You start with your NDA (nondisclosure agreement) and some high-level initial discussions. We try to get to a term sheet quickly and not belabor the terms. We usually try to take a formulaic approach to a purchase price in the term sheet — EBIDTA times whatever multiple you negotiate — and keep the term sheet relatively high level.

The reason for that is because if you get bogged down in the term sheet, it’s an easy way to lose the momentum of the deal. You want to get your key high-level terms agreed to and move on, so that everyone feels like there’s forward progress.

What’s next?

Once you have your term sheet, you kick off your due diligence. This is one area where I think people underestimate the length of time it takes. Unless the seller already has their data room in place, they underestimate how much time it’s going to take to pull together the diligence materials that the buyer’s requesting.

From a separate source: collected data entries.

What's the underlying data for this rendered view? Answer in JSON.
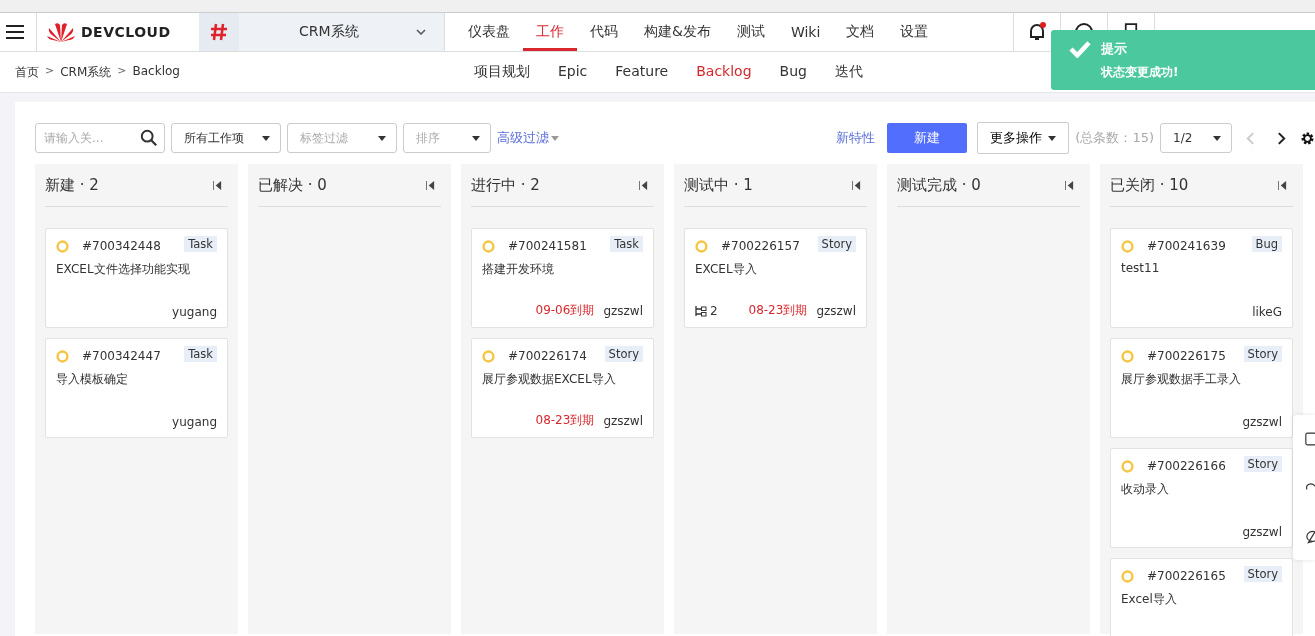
{
  "header": {
    "logo": "DEVCLOUD",
    "project": "CRM系统",
    "nav": [
      {
        "label": "仪表盘",
        "selected": false
      },
      {
        "label": "工作",
        "selected": true
      },
      {
        "label": "代码",
        "selected": false
      },
      {
        "label": "构建&发布",
        "selected": false
      },
      {
        "label": "测试",
        "selected": false
      },
      {
        "label": "Wiki",
        "selected": false
      },
      {
        "label": "文档",
        "selected": false
      },
      {
        "label": "设置",
        "selected": false
      }
    ]
  },
  "breadcrumb": [
    "首页",
    ">",
    "CRM系统",
    ">",
    "Backlog"
  ],
  "subnav": [
    {
      "label": "项目规划",
      "selected": false
    },
    {
      "label": "Epic",
      "selected": false
    },
    {
      "label": "Feature",
      "selected": false
    },
    {
      "label": "Backlog",
      "selected": true
    },
    {
      "label": "Bug",
      "selected": false
    },
    {
      "label": "迭代",
      "selected": false
    }
  ],
  "toast": {
    "title": "提示",
    "message": "状态变更成功!"
  },
  "toolbar": {
    "search": {
      "placeholder": "请输入关..."
    },
    "type_filter": "所有工作项",
    "tag_filter": {
      "placeholder": "标签过滤"
    },
    "sort": {
      "placeholder": "排序"
    },
    "advanced": "高级过滤",
    "new_feature": "新特性",
    "create": "新建",
    "more": "更多操作",
    "total": "(总条数：15)",
    "page": "1/2"
  },
  "columns": [
    {
      "title": "新建 · 2",
      "cards": [
        {
          "id": "#700342448",
          "type": "Task",
          "title": "EXCEL文件选择功能实现",
          "assignee": "yugang"
        },
        {
          "id": "#700342447",
          "type": "Task",
          "title": "导入模板确定",
          "assignee": "yugang"
        }
      ]
    },
    {
      "title": "已解决 · 0"
    },
    {
      "title": "进行中 · 2",
      "cards": [
        {
          "id": "#700241581",
          "type": "Task",
          "title": "搭建开发环境",
          "due": "09-06到期",
          "assignee": "gzszwl"
        },
        {
          "id": "#700226174",
          "type": "Story",
          "title": "展厅参观数据EXCEL导入",
          "due": "08-23到期",
          "assignee": "gzszwl"
        }
      ]
    },
    {
      "title": "测试中 · 1",
      "cards": [
        {
          "id": "#700226157",
          "type": "Story",
          "title": "EXCEL导入",
          "children": "2",
          "due": "08-23到期",
          "assignee": "gzszwl"
        }
      ]
    },
    {
      "title": "测试完成 · 0"
    },
    {
      "title": "已关闭 · 10",
      "cards": [
        {
          "id": "#700241639",
          "type": "Bug",
          "title": "test11",
          "assignee": "likeG"
        },
        {
          "id": "#700226175",
          "type": "Story",
          "title": "展厅参观数据手工录入",
          "assignee": "gzszwl"
        },
        {
          "id": "#700226166",
          "type": "Story",
          "title": "收动录入",
          "assignee": "gzszwl"
        },
        {
          "id": "#700226165",
          "type": "Story",
          "title": "Excel导入"
        }
      ]
    }
  ]
}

We usually do the diligence through a combination of data room and management meetings that are geared toward a subject matter, like a finance meeting, an operations meeting, a supply chain meeting, etc. Then we like to do on-site visits and inspections where necessary.

This process can really dictate the speed of the deal. We’ve had situations where there wasn’t one thing in the data room until a month and a half after we sent the request. Clearly that deal felt like it lasted forever, versus a seller that’s pretty organized and can load it in pretty quickly.

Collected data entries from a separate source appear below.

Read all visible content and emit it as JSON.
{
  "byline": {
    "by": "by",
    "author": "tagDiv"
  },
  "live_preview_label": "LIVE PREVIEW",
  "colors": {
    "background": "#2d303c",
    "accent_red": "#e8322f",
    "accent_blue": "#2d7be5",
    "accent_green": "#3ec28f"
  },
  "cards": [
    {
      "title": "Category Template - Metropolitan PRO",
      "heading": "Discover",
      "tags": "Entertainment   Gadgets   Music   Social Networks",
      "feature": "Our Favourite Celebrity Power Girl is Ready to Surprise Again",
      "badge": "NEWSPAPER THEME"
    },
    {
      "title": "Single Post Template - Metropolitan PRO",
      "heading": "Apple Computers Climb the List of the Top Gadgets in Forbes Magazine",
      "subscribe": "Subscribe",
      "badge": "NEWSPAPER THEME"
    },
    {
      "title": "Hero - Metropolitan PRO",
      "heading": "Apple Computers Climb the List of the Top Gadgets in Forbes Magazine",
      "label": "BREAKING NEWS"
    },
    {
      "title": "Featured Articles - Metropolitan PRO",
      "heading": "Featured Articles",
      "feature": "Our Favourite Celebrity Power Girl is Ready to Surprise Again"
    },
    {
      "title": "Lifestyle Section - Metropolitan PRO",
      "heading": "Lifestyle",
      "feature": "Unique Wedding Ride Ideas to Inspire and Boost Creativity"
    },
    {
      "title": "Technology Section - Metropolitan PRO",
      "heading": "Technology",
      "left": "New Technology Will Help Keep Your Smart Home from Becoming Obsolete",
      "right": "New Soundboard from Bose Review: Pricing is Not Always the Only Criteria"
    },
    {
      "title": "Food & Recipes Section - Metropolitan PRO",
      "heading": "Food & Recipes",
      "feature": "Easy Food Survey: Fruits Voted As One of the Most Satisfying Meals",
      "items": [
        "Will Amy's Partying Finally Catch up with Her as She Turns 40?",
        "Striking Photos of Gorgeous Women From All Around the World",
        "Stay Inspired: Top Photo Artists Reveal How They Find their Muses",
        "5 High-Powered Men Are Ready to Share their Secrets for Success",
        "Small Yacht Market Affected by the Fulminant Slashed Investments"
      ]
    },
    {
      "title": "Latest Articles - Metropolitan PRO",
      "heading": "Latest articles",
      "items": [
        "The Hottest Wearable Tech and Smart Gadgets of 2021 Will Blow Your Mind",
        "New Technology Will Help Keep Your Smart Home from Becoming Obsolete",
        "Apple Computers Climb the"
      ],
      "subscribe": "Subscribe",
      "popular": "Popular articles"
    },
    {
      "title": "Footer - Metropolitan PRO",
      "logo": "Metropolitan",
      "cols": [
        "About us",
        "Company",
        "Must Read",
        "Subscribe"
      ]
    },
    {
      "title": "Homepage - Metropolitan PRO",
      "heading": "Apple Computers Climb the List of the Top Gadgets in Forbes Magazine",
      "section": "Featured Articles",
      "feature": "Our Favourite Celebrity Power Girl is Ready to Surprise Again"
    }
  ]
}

Usually parallel with the diligence, you’re negotiating the definitive agreements. Ideally, you don’t do it in parallel, but from a practical perspective you need to because you’ve got two sides that want to get to a signing.

The disclosure schedule is another area where the seller tends to underestimate how much work goes into that process. A lot of times they try to push that off to the last minute. They want to get the deal docs negotiated and then they’ll turn to the disclosure schedules.

We push hard for that not to be the case, because, No. 1, you find out about a lot of things during the disclosure schedule process that you may not have found out about in diligence because the buyer may not have thought of it. Two, it takes time for us to digest the schedules, give comments, go back and forth. So, it’s not as quick of a process as people tend to think it is.

Then you get to your signing. If you can do a sign and close, that’s great. If you’ve got approvals, bank approvals or government approvals, you’ve got to build that into your timeline.

How does the management team of the deal target fit into this?

The cultural fit of the management team is a key thing to look at.

The businesses that we tend to target are family owned or small businesses, where the founder is still there. They built the business from nothing, and the management team is used to that style. When Scotts or Hawthorne comes in and buys the business, it’s a completely different world. All of a sudden, they think they’re spending all their time reporting up.

So, I think sensitizing the management team to the changes that are going to happen, and explaining why they’re good, what the opportunities are and focusing on the positives is important.

In some cases, we plan to integrate directly into our business, and there are going to be redundancies. How you control that message to the rest of the workforce goes a long way toward still having a successful deal, even if you are not bringing along the management team.

What do you use as a benchmark for success?

We put together a business case when we decide we want to do a deal. So, we’re constantly calibrating to that business case. Are we achieving the synergies that we expected when we went down this path? And if not, what do we need to do to change what we’re doing to try to achieve those?